Introduction

One of the analyses I wanted to do with the publicly available goal tracking data is to see how many goals each team scores off the rush. In order to do that, I had to define criteria for rush goals. That process involved iteratively setting some tentative criteria, reviewing the results, and updating the criteria. At the end of it, I ended up with three criteria that I used to calculate how many rush goals each team scored in the 2025-2026 regular season.

You can find the code I created for this analysis here.

Data

The data I used was the public goal tracking data for the 2025-2026 regular season. This data is the same data that is used for NHL.com’s goal visualizations. Here is one example goal visualization.

For this analysis, I did the same pre-processing steps I had used when looking at goal similarity. This includes trimming the starts and ends of the tracking data to account for things like faceoffs.

I filtered out empty net goals from the data using NHL.com’s API to get empty net goal data.

One caveat: some goals are missing data, but this is a very small percentage of goals (< 0.1% of all goals).

To keep it simple, I only used puck tracking data and not the player tracking data. In the future, I may revisit the criteria to include the player tracking data.

Process

The process I used to come up with criteria to define rush goals was:

  1. Set tentative criteria
  2. Review a sample of goals that were close to being considered rush or non-rush
  3. Update the criteria based on that review and repeat the process

Throughout this process, I reviewed around 60-80 goals in total.

Criteria

The final criteria are:

  1. The puck traveled at least 67 feet along the length of the ice
  2. The puck spent less than 40 timesteps in the offensive zone
    • A timestep is the interval in between data points in the tracking data.
    • In a future analysis, I hope to calculate how much time this interval is.
  3. The puck spent less than 9 timesteps beyond the goal line

Results

Using the above criteria, about 29% of non-empty net goals were off the rush in the 2025-2026 regular season.

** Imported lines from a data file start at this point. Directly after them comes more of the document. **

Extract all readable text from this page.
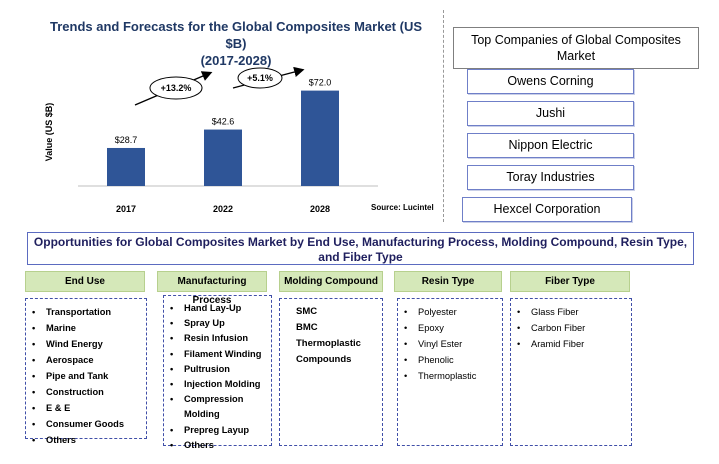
Trends and Forecasts for the Global Composites Market (US $B)
(2017-2028)
Value (US $B)	$28.7
2017
$42.6
2022
$72.0
2028
+13.2%
+5.1%
Source: Lucintel
Top Companies of Global Composites Market
Owens Corning
Jushi
Nippon Electric
Toray Industries
Hexcel Corporation
Opportunities for Global Composites Market by End Use, Manufacturing Process, Molding Compound, Resin Type, and Fiber Type
End Use
• Transportation
• Marine
• Wind Energy
• Aerospace
• Pipe and Tank
• Construction
• E & E
• Consumer Goods
• Others
Manufacturing Process
• Hand Lay-Up
• Spray Up
• Resin Infusion
• Filament Winding
• Pultrusion
• Injection Molding
• Compression Molding
• Prepreg Layup
• Others
Molding Compound
SMC
BMC
Thermoplastic Compounds
Resin Type
• Polyester
• Epoxy
• Vinyl Ester
• Phenolic
• Thermoplastic
Fiber Type
• Glass Fiber
• Carbon Fiber
• Aramid Fiber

Some example goals defined as rush goals by the criteria:

Here are the number of rush goals by team:

Team Number of Rush Goals
CAR 89
PIT 86
UTA 85
BUF 84
EDM 80
LAK 77
MTL 75
ANA 73
STL 73
TBL 73
CBJ 71
NYR 71
CGY 70
MIN 69
TOR 69
NYI 68
PHI 68
VGK 68
NJD 66
WPG 66
COL 65
SJS 65
DET 64
FLA 62
VAN 61
SEA 59
OTT 58
BOS 58
WSH 58
CHI 57
DAL 56
NSH 45

Here are the percentages of goals that were rush goals by team (excluding empty net goals):

Team % of Goals that are Rush Goals
LAK 37%
CGY 36%
STL 34%
UTA 34%
BUF 33%
NYR 32%
NJD 32%
CAR 32%
PHI 31%
CBJ 31%
NYI 31%
WPG 31%
PIT 31%
EDM 30%
TOR 30%
VAN 30%
SEA 29%
ANA 29%
DET 29%
CHI 28%
MTL 28%
TBL 28%
MIN 27%
FLA 27%
SJS 27%
VGK 27%
WSH 25%
COL 24%
OTT 23%
BOS 23%
DAL 21%
NSH 20%

Conclusion

While the criteria I developed seem to work well, I may in a future analysis try to refine them by including player tracking data in addition to the puck tracking data. I would also like to dive deeper into rush goals as well.